Sur l’initiative de Laurence Rossignol, notre groupe proposera un amendement pour la création d’un observatoire national des féminicides afin d’objectiver ce phénomène et d’évaluer l’efficacité des mesures.

Nous déplorons en outre que la prise en charge des auteurs de violences s’impute sur ce budget et non sur celui de la justice, réduisant d’autant les actions en faveur des victimes.

La parole des femmes se libère. Elles sont encouragées à révéler les violences. Nous leur devons des solutions pour qu’elles puissent se libérer de toute emprise et être sécurisées, leur permettre de se reconstruire et de reconstruire une nouvelle vie, pour elle et leurs enfants.

Le programme 137 pérennise le budget de 2, 1 millions d’euros pour les personnes en situation de prostitution. Cependant, il n’y a aucune mesure spécifique contre la prostitution des mineures, dont les chiffres sont d’une ampleur catastrophique : entre 6 000 et 10 000 mineures seraient concernées.

Un diagnostic alarmiste réalisé en Bretagne révèle que ce phénomène prospère via les réseaux sociaux tant dans nos villes que dans les zones très rurales, accentué par la situation de précarité de nos jeunes et la banalisation à l’œuvre.
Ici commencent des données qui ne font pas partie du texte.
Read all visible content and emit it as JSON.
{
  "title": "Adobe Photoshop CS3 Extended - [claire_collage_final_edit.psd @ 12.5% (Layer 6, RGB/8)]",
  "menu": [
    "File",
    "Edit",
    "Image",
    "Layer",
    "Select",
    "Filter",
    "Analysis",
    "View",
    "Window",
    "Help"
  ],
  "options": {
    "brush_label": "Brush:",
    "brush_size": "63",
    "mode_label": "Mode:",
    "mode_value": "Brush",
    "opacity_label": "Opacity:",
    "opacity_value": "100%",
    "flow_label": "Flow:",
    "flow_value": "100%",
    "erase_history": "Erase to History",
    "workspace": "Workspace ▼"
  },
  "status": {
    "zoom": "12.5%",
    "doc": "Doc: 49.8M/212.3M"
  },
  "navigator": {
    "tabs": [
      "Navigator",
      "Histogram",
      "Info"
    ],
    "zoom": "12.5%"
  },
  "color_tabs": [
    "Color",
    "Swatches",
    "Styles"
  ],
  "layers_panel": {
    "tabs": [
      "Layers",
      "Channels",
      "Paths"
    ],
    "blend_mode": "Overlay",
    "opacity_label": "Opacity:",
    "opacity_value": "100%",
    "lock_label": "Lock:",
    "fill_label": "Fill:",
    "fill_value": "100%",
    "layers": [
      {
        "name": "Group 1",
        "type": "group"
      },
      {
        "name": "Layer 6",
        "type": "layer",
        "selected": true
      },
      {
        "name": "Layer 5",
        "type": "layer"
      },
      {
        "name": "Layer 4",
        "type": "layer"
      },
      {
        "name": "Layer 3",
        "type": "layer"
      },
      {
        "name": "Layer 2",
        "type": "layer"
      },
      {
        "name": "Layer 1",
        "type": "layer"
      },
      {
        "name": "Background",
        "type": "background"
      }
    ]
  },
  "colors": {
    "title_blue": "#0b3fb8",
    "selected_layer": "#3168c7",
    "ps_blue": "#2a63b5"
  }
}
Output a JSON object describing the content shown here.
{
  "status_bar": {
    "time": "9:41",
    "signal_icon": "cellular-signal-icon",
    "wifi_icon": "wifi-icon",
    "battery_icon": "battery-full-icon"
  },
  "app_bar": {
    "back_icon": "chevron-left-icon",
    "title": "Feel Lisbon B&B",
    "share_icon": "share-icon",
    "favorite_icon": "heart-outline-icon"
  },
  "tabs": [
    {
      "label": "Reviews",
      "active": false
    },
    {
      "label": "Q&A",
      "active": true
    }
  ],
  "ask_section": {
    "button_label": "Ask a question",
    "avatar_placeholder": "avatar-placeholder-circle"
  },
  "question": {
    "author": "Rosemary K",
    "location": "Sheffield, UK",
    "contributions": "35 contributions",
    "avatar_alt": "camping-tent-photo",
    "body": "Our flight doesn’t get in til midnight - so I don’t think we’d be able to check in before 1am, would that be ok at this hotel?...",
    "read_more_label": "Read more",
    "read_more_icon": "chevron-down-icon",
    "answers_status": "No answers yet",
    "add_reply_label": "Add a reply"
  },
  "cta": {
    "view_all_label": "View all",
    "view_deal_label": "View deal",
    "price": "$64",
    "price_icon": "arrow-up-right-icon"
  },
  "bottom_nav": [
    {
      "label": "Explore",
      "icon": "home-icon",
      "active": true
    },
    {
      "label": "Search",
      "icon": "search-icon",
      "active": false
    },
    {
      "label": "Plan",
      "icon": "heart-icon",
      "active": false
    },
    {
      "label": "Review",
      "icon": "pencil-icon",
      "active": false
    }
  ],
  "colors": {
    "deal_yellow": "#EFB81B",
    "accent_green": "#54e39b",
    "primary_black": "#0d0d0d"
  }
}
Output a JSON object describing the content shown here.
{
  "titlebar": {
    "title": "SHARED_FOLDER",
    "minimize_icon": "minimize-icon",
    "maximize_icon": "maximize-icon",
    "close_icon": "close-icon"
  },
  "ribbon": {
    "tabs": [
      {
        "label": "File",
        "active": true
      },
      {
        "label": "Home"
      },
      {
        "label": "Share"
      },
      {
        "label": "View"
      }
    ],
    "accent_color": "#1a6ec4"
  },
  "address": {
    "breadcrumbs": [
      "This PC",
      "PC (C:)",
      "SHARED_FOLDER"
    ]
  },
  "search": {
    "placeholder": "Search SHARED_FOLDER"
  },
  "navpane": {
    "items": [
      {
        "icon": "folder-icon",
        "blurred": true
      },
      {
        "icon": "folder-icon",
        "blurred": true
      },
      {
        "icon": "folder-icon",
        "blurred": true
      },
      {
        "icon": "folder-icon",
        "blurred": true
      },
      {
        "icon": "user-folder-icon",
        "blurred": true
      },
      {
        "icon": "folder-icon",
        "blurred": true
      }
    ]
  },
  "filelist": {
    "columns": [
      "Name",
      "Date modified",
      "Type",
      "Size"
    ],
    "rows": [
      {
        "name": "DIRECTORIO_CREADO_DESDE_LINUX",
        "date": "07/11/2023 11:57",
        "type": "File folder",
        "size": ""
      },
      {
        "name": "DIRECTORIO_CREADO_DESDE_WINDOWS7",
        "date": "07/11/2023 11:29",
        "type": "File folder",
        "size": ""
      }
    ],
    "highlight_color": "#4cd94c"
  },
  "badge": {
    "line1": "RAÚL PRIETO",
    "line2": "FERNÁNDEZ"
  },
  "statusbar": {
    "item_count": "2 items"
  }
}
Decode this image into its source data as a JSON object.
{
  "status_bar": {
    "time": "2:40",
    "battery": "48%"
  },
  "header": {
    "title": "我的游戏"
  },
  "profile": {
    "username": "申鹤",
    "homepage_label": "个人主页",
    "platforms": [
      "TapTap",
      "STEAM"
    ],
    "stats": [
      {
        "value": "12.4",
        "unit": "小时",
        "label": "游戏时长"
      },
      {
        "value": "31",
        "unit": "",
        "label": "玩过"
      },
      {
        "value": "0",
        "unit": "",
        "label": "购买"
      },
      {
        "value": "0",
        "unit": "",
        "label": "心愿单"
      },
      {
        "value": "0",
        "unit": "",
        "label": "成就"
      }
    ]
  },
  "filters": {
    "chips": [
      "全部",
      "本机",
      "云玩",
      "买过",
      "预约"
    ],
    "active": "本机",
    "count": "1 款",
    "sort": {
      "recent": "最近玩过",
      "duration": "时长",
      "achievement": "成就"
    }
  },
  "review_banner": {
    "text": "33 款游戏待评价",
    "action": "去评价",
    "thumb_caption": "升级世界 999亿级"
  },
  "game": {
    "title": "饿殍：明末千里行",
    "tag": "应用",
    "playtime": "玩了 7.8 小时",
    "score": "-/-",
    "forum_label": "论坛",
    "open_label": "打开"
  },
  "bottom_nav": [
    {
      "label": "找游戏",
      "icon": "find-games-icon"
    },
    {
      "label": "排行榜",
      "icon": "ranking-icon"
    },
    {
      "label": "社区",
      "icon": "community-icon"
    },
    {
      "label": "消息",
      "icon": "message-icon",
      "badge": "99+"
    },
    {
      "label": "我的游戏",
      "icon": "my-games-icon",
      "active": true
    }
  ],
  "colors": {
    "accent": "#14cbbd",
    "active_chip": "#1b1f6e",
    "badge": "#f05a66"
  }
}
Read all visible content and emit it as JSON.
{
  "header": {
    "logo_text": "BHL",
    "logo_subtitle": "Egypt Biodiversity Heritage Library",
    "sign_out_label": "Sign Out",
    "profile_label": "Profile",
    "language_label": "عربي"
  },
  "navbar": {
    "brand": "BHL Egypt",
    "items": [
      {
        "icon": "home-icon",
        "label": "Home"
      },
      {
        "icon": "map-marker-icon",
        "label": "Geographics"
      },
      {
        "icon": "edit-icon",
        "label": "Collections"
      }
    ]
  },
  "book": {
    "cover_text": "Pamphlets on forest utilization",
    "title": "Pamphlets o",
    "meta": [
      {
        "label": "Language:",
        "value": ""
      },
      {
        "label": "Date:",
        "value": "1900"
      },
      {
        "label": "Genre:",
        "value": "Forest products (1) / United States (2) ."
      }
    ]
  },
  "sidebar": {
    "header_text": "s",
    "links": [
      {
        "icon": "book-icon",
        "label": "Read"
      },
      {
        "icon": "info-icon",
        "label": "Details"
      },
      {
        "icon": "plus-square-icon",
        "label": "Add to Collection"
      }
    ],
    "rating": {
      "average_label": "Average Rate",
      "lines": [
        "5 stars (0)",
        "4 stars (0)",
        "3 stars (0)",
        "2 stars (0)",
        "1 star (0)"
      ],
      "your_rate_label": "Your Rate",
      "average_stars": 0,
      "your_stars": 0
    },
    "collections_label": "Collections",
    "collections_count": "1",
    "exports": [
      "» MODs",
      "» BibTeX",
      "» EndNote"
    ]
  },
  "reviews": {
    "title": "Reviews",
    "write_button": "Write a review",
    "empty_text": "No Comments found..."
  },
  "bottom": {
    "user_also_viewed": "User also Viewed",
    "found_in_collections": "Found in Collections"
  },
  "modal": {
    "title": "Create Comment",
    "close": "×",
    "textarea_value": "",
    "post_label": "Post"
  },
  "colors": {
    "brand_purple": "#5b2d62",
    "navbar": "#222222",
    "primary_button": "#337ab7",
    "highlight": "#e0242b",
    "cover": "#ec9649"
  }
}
Par ailleurs, notre groupe souligne l’insuffisance du budget alloué pour aider à sortir du système prostitutionnel. L’aide financière allouée, à savoir l’aide financière à l’insertion sociale et professionnelle (AFIS), est de 330 euros. C’est nettement insuffisant, et elle devrait être alignée sur le montant du RSA. Notre groupe propose un amendement en ce sens.

Sur le volet « égalité professionnelle », la crise sanitaire a révélé combien les femmes sont les premières de cordée. Elles exercent les métiers les plus exposés : soins, services à domicile, métiers de la vente en grandes surfaces. Elles gèrent aussi, souvent seules, les jeunes et les enfants dans le suivi chaotique des scolarités de ces deux années particulières. Une revalorisation de ces métiers serait bienvenue.

Le Ségur de la santé donnait de l’espoir, mais il a suscité des injustices malvenues et mal vécues par les professionnels.